After law school I pretty much got over Jack Daniel’s and started drinking bourbon and scotch and never looked back. Why? Because I realized Jack Daniel’s black label was not good in comparison to other whiskies despite having consumed so much over a seven year period. It’s not aged very long. Not complex. It begs for a mixer; they have a glass they sell at the distillery where you put mixer in the bottom of the hour glass and float Jack on top and then chug it. Bought one at the gift shop freshman year on the biology trip. We called it a snarkle glass, not sure why.
But, I have this thing about cask strength whiskey. The way I figure it, if a distiller is willing to put uncut product on the market, then that is likely their best stuff because there is nothing to hide. So, I decided to take the plunge on Jack Daniel’s Single Barrel Cask Strength offering.
128.8 proof Single Barrel Jack Daniel’s. No screwing around, this is Jack Daniel’s that could hit you so hard your dog would bleed, right? An overproof concoction that can get you wasted big time, and the flavor is whatever because who cares, right?
I am as shocked as I could possibly be. This whiskey is really really good. No snarkle glass for this. I put it in a Glencairn but it’s Waterford worthy.

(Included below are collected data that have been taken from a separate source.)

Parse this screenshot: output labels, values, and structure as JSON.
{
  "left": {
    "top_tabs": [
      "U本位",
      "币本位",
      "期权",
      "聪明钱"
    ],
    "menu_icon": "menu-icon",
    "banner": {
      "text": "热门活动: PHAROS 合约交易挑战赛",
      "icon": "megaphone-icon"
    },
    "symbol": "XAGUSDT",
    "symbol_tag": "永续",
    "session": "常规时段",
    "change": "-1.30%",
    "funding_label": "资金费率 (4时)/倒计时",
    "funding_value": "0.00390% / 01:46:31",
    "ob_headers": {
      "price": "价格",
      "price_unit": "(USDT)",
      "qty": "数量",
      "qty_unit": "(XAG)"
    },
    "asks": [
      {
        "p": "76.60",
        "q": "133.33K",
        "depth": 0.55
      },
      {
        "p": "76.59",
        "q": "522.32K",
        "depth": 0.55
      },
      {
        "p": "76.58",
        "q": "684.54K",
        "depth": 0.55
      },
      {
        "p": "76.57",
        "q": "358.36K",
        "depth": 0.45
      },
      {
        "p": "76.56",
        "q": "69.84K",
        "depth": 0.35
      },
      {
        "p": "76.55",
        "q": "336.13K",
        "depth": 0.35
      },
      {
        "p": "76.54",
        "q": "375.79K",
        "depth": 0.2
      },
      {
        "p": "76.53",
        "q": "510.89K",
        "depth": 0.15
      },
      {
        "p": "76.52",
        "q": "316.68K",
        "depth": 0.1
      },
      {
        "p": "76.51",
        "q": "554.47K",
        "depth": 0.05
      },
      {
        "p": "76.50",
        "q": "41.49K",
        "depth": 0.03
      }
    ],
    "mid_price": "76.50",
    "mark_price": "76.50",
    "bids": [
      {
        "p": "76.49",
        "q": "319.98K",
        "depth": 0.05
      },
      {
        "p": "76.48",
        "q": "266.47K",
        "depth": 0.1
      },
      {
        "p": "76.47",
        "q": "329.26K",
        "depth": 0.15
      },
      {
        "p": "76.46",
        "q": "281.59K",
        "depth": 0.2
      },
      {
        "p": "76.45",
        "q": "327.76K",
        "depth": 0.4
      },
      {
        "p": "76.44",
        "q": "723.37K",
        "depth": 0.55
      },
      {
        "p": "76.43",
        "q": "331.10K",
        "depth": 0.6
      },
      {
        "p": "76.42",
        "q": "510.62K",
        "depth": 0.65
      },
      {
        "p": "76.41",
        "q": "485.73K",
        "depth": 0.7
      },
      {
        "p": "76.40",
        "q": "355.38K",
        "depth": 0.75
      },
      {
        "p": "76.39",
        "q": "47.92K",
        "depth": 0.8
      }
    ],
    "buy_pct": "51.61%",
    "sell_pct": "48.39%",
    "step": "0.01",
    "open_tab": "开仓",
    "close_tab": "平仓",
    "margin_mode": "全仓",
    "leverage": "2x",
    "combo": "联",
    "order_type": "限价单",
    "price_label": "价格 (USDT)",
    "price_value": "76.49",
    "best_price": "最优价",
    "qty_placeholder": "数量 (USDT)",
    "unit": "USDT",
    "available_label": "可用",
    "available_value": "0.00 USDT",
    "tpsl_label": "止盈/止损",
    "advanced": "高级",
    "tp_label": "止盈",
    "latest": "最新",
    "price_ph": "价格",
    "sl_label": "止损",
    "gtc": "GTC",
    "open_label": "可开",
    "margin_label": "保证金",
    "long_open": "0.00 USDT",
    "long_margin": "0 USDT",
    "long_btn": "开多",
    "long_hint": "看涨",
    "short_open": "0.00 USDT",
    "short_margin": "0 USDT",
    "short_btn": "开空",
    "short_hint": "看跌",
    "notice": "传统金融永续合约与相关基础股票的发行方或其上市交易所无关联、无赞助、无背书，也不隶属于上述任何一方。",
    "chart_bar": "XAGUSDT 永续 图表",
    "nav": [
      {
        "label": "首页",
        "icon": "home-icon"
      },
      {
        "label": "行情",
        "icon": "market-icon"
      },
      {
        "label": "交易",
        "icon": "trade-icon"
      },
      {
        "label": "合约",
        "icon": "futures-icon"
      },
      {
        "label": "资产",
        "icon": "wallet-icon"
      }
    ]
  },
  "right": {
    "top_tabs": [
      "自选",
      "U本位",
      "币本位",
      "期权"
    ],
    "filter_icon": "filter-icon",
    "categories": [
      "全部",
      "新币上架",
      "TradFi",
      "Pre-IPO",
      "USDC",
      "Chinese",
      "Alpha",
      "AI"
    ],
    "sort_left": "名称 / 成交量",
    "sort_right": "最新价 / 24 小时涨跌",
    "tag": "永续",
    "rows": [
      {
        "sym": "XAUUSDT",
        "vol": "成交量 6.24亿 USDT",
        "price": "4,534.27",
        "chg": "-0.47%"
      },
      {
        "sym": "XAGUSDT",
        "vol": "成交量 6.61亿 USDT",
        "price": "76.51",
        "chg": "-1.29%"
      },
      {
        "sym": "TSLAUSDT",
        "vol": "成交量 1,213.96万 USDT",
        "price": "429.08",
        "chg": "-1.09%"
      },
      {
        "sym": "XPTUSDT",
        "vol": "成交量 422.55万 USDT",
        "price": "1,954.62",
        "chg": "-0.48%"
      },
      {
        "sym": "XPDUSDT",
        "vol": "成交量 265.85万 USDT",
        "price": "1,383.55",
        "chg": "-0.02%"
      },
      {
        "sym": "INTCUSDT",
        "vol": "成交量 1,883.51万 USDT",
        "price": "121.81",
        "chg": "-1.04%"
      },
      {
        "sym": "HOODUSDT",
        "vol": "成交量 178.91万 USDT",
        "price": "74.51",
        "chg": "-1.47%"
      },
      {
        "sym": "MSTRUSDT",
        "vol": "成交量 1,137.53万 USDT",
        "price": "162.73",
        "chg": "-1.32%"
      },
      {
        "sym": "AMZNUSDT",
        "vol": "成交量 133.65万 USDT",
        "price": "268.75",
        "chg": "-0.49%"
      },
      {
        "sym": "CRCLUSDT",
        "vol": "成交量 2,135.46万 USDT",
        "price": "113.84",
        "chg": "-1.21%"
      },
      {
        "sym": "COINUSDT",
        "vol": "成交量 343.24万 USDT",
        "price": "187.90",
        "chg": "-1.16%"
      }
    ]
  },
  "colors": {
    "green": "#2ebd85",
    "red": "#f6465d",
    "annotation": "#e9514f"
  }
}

Color is a beautiful mahogany amber. The nose is delightful; I couldn’t stop smelling it. Very floral with wonderful oak and corn syrup notes. On the palate, lovely desert baking spice with huge oak spice. Creamy. Like a French toast bread pudding. Great mouthfeel. Lingering oak spice finish.

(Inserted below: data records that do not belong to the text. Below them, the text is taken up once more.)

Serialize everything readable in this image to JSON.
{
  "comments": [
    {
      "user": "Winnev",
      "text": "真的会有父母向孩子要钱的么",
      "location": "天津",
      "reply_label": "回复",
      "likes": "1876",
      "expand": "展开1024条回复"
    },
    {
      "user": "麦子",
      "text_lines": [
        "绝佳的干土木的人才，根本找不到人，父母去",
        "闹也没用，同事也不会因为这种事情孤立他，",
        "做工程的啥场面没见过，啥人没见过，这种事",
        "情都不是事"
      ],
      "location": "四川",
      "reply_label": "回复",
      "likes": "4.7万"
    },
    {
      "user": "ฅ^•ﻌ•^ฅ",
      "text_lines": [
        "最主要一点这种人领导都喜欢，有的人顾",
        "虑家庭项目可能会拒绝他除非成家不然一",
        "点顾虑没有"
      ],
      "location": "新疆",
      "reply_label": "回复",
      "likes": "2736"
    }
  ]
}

I would pit this whiskey against the cask strength bourbon offerings from Barrell and Heaven Hill in a blind taste test and I bet a lot of folks would be surprised at how this whiskey could very well come out on top.
Jack Daniel’s has made a triumphant return to my bar. I am as shocked as anyone. And, I am glad to know that the used barrels aren’t being sold to crazy college kids but are leased from and are sent after their usage to Glenmorangie in Scotland to age one of the best scotches in the world.
You can still get a whole lot of fun out of a used barrel of Jack Daniel’s even now. That, and their honey barrels are indeed that.